“Born in a mountainous area in China, I have always been fascinated by animals, strangely shaped rocks and landscapes,” multi-disciplinary artist Sun Yunfan tells It’s Nice That. Yunfan is one part of electronic music/ visual art duo Shanghai Restoration Project. With partner Dave Liang, she works from their Brooklyn apartment living room, creating genre-bending, border-traversing and retro-futuristic visuals and music.
Fusing her music with visuals Yunfan looks at the two disciplines as separate languages that describe the same world or same emotional experiences. Their music is trippy, slightly surreal, other-worldly with an edge which makes each track a sure fire, well, ‘banger’. Naturally the same can be said of Yunfan’s visuals which either animation or stills, mix wiggly shapes with growing plant; seemingly random household ephemera with ripe fruits.
“I live with a cat and 60+ house plants,” explains Yunfan. “Everyday each of my plants silently communicates its desires to me. After killing many plants with negligence, I grew to be sensitive to subtle changes in their complexion and gestures. And when I look at the world through the same lens, everything becomes personified and every corner has some drama.”
These themes are especially evident in Yunfan’s artwork for Shanghai Restoration Project’s single, Public Poet . “I first did a photo-based collage as a sketch in Photoshop. Then I put a piece of paper near some plants and traced some light and shadow shapes created by the sunlight and leaves,” she explains of her process in creating the visual. “I then took a photo of the drawing and in Photoshop applied it on top of the collage as a filter before painting it on oil paper. The apricots were also painted from life.
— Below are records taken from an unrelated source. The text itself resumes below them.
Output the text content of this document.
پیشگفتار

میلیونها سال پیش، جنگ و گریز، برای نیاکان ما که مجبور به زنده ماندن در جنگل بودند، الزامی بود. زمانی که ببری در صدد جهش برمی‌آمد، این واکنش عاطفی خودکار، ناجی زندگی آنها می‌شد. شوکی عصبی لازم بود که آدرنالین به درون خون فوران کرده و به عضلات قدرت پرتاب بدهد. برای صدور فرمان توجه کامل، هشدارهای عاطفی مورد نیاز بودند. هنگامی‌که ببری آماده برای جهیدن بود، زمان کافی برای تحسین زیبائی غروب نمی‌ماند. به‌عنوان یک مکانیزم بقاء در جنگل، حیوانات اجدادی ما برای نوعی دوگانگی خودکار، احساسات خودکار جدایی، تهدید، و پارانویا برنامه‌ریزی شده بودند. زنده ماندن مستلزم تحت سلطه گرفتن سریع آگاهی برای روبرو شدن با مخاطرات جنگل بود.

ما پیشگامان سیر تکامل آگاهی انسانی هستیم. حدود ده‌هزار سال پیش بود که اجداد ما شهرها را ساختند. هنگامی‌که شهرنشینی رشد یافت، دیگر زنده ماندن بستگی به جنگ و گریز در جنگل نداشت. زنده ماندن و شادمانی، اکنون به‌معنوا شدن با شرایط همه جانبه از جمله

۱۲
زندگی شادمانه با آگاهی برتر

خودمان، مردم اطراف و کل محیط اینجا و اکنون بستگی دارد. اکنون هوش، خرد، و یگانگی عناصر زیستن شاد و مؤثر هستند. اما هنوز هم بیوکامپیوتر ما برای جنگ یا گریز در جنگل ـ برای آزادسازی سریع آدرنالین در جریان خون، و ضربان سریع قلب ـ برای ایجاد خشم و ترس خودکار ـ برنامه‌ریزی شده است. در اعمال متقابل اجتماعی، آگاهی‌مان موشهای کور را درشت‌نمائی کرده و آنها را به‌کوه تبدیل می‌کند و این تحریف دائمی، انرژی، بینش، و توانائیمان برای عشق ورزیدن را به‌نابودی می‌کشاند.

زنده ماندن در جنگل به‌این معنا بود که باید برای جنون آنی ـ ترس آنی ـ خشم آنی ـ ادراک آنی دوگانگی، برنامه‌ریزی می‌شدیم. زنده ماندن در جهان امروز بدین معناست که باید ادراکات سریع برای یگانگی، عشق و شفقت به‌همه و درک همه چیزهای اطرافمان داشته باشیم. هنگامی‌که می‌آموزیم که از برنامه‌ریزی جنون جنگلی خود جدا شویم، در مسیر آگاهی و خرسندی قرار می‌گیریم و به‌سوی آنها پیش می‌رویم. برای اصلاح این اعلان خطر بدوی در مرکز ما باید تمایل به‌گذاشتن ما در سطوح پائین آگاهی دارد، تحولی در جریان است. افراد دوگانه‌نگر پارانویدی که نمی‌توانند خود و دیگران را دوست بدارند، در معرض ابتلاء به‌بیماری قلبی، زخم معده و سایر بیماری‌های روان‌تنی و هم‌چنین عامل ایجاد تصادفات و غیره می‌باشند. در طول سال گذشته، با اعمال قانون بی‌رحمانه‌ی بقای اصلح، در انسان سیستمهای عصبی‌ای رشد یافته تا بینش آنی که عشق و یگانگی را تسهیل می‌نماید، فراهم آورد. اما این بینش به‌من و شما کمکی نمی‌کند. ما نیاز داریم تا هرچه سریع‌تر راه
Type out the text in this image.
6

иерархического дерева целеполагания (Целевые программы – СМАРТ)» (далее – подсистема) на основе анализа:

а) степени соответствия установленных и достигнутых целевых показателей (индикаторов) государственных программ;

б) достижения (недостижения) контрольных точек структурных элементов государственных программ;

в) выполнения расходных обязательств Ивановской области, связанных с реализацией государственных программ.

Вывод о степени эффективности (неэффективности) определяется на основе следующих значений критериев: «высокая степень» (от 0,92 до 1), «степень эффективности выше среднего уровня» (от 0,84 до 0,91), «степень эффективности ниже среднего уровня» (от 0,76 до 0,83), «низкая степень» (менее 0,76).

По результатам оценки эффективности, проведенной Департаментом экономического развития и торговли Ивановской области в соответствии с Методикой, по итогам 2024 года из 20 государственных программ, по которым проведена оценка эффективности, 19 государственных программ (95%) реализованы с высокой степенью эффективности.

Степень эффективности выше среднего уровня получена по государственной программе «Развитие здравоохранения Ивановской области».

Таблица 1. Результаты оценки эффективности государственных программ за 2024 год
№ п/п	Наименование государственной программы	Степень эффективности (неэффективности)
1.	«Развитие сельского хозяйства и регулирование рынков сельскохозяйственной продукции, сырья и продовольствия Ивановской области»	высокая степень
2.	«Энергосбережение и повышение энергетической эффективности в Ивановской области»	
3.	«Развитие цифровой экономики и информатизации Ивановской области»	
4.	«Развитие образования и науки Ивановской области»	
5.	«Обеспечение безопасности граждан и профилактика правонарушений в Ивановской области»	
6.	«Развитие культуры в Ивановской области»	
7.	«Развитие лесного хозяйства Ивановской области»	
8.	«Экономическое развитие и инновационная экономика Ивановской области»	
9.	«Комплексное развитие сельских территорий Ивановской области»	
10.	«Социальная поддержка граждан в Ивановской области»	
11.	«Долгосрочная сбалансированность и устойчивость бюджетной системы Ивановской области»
I think this process gave the work a unified live atmosphere.”
“When it comes to colour palette and mood I feel a closeness to Expressionist painters like Edvard Munch and Metaphysical painter Giorgio de Chirico,” she muses when asked about artist inspirations. “In terms of line quality, I admire the fluidness and precision in Minoan wall paintings and Moebius’ comics. I’m also constantly inspired by the playful free associations in Alejandro Jodorowsky’s movies.”
If you think the visuals get weird and wonderful, wait until you see the animation Yunfan made for their Alpha Go music video. The album, in terms of music, imagines a world int which humans have been replaced by robots who are trying to understand what led to its predecessors’ extinction. “Via a time capsule, the robots learn about humanity’s most noble endeavours (art, agriculture, science) and worst attributes (narcissism, materialism, environmental degradation)” she tells us.
When I started making the Alpha Go video, I had already designed the album cover for R.U.R which the single is taken from,” explains Yunfan. “So it’s as if I’d already finished casting roles and could use the many motifs in the cover art as actors in the video. I then divided the song into 14 scenes and drew a mood curve for the scenes based on the energy of each scene. Then I drew storyboards for each scene based on this curve. After that I went into Illustrator to flesh out different elements from the storyboards and lastly animated everything in After Effects.”
“When I make music videos, I try to approach the music and the visuals as two separate languages that describe the same world or same emotional experiences,” she adds. “Therefore, as long as I focus on the signified, and let music and the visuals approximate the emotional experiences in their own poetic ways, the connection between the two will be experienced by others.”